Luc Dardenne: Ja, aber er sucht sie sich, er wirft sich auf sie im Wartezimmer. Sie hat keine Angst vor ihm, sie spürt seine Not, und sie fällt nicht vom Himmel, sondern nur vom Stuhl, weil er sie packt und umklammert. Ihr einziger Beweggrund ist, den Jungen zu mögen, ihm ihre Liebe zu geben, damit er die Gewalt, die er erlebt hat, überwinden kann. Ja, natürlich ist das ein utopischer Moment, die Wirklichkeit ist sehr anders.

Jean-Pierre Dardenne: Und dennoch, dass sie sich um diesen Jungen kümmert, ist doch eine zutiefst menschliche Geste, oder?

Bleiben wir noch beim Verhältnis zwischen Vater und Sohn. Ein Motiv, das in Ihren Filmen immer wiederkehrt. Haben Sie eine Erklärung dafür?

Luc Dardenne: Das ist sicher eine Obsession, aber die tieferen Gründe kennen wir gar nicht so. Was uns interessiert, sind die beiden Generationen, was die Vätergeneration weitergibt oder eben nicht weitergibt, wie sich die Söhne danach sehnen, etwas von den Vätern zu bekommen, ob sie das Erbe annehmen oder nicht.
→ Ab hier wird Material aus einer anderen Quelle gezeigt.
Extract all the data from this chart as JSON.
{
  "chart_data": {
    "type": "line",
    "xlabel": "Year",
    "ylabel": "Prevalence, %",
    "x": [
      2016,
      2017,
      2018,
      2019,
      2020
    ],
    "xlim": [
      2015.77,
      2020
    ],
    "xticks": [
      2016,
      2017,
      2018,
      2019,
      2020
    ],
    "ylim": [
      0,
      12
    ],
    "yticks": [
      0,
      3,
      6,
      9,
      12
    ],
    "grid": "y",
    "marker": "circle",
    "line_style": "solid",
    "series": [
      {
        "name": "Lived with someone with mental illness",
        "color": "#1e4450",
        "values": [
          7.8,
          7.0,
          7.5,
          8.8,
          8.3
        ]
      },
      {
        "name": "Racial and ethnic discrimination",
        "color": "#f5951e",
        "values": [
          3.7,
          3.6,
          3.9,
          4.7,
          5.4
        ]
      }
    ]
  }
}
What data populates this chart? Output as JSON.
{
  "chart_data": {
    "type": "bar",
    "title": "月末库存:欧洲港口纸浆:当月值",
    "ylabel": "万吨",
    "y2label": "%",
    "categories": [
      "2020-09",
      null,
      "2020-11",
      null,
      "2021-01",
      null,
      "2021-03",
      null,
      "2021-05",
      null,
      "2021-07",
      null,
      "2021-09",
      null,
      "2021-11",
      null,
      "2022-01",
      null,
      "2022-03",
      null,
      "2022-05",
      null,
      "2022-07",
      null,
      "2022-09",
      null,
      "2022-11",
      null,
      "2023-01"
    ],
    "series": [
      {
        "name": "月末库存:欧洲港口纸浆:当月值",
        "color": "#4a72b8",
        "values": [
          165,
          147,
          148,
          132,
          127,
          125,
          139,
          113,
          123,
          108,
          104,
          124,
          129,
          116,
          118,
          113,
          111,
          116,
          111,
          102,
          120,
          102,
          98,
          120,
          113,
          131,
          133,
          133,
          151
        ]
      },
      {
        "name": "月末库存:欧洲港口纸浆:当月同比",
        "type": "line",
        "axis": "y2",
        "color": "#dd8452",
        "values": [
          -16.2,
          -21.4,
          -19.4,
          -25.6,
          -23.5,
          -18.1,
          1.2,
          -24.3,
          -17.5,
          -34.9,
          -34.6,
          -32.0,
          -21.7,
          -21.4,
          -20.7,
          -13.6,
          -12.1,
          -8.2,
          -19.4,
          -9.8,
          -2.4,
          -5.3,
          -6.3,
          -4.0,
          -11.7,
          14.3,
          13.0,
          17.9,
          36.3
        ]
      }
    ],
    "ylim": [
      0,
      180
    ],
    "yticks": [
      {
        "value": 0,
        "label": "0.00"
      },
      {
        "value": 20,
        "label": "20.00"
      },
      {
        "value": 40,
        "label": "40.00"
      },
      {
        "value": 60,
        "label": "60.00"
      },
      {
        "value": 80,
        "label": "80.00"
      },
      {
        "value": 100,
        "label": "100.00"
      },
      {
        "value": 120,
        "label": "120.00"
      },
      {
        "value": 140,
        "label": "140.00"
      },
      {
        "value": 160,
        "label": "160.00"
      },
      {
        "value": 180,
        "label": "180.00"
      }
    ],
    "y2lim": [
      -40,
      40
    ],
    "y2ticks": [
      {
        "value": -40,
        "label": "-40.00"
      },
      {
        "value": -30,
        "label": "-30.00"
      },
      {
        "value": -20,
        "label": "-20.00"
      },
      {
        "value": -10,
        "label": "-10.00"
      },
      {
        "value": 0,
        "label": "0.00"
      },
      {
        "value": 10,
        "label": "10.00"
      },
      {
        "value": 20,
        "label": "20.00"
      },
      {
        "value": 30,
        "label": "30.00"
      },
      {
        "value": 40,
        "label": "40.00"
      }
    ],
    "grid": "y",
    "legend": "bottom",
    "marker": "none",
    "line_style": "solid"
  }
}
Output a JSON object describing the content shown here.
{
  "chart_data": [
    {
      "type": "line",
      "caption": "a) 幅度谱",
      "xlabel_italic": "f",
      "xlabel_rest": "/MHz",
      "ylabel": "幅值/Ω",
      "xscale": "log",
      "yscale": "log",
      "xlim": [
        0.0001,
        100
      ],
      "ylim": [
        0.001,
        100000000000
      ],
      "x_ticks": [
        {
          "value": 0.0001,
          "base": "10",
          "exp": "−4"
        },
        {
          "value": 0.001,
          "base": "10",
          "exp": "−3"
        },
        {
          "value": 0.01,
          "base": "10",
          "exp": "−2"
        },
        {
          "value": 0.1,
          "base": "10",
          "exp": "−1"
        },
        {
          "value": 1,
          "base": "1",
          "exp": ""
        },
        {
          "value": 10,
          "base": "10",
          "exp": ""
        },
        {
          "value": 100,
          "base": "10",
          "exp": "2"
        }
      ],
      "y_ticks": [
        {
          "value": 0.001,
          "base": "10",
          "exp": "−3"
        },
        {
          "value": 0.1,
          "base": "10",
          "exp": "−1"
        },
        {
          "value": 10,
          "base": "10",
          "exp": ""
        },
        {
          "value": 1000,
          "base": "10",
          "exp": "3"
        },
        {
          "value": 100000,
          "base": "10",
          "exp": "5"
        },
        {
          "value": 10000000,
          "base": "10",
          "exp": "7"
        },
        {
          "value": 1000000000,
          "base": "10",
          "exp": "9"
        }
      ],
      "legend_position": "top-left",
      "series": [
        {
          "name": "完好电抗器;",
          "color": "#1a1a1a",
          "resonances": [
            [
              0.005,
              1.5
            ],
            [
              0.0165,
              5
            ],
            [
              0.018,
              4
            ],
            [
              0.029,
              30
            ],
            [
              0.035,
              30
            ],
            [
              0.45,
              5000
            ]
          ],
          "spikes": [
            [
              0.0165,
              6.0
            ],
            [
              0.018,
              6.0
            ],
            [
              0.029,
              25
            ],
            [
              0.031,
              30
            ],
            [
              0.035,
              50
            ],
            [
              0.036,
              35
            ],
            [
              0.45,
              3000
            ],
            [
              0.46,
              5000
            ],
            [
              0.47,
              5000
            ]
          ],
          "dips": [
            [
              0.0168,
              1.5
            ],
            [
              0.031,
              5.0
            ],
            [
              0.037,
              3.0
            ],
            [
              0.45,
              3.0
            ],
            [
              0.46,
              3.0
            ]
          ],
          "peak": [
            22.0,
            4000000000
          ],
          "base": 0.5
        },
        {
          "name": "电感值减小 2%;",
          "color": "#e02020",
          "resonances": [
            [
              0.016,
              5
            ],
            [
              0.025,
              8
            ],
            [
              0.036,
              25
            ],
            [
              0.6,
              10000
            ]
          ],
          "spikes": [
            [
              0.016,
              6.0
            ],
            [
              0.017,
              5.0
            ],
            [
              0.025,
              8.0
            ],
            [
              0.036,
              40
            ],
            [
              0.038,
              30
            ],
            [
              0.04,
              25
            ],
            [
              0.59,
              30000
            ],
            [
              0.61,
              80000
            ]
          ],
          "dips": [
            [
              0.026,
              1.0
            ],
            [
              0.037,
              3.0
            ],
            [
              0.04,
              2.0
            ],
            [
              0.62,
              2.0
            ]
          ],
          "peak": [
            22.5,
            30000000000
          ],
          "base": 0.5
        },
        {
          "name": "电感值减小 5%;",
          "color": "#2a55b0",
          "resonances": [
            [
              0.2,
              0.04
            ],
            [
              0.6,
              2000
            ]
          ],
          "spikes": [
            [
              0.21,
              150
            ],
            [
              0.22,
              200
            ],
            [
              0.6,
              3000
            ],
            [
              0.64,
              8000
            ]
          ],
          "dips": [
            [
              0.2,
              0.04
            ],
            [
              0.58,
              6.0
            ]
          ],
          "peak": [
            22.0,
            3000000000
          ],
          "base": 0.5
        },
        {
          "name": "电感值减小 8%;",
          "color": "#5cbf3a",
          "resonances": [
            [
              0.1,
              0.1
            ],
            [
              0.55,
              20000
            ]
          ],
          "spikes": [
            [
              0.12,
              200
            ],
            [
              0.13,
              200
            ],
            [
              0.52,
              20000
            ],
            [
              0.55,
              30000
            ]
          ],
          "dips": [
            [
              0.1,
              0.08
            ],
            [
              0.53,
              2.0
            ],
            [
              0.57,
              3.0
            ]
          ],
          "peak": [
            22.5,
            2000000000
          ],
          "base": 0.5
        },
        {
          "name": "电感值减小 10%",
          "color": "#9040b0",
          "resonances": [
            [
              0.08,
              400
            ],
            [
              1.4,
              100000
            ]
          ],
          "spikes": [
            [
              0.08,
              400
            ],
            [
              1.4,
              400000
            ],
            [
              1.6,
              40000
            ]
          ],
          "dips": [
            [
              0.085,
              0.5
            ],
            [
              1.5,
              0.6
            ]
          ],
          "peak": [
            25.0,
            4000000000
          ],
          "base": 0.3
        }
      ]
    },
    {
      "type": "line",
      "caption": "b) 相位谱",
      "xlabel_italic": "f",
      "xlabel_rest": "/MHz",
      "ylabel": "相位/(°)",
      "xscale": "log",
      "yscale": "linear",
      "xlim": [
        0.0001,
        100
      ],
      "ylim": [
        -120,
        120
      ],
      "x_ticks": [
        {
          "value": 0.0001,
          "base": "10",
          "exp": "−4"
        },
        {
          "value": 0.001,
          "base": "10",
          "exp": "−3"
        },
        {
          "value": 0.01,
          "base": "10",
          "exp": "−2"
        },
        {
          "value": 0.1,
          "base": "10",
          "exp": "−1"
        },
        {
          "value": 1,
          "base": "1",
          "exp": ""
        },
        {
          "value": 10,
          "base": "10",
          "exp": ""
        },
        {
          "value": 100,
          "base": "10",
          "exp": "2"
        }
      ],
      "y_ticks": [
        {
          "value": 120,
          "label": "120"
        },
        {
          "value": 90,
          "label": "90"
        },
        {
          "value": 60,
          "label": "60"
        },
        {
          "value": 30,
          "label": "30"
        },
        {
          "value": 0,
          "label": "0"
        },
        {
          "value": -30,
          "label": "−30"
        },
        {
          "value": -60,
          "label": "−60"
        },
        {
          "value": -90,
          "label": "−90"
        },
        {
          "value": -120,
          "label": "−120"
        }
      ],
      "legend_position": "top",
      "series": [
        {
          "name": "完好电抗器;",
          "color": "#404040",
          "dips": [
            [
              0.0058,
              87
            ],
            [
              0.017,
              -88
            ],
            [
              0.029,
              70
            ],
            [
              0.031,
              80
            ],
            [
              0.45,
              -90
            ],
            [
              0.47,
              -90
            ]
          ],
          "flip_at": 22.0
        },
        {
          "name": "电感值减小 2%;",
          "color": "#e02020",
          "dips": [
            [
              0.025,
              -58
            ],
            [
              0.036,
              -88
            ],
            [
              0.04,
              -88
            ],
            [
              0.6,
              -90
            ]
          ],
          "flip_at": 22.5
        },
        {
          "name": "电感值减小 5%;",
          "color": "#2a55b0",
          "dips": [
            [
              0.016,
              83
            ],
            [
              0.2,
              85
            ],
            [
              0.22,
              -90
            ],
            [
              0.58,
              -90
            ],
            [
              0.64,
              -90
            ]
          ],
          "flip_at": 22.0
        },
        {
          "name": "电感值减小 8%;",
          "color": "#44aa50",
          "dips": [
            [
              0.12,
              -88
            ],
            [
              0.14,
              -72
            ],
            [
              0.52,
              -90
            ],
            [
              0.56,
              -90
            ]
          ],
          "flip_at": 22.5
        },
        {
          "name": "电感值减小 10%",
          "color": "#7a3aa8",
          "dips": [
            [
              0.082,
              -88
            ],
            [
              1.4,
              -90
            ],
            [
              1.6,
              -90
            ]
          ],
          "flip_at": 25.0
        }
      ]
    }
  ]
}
Die Geschichte zwischen Vätern und Söhnen gibt es schon in der Bibel. Wir reihen uns nur in diese Tradition ein.

Sie haben als Dokumentarfilmer begonnen. Was hat Sie daran gereizt, ins Spielfilmfach zu wechseln. Ist der Wirklichkeit mit Fiktion anders nahezukommen?

Jean-Pierre Dardenne: Nachdem wir uns einige Jahre sozusagen mit der Wirklichkeit imprägniert hatten, gab es das Bedürfnis, Geschichten, die uns interessieren, eine neue filmische Form zu geben. Die Fiktion ermöglicht es einem, hinter das Geheimnis von Dingen zu kommen. Ich will jetzt gar nicht so sehr Fiktion und Dokumentarfilm gegenüberstellen. Unsere Filme basieren immer auf Fakten, sie wurden in Zeitungsartikeln gefunden, haben wenigstens teilweise in der Realität so stattgefunden. Und hier ging es uns darum, zu beobachten, wie der Junge, der verlassen wurde, mit dieser Verlassenheit umgeht. Ob er asozial wird, ob er Gangster wird oder vielleicht doch das Leben wieder annehmen kann. Ob er sich nicht neue Beziehungen zu Menschen aufbauen kann. Dieses Abenteuer wollten wir mit Cyril teilen.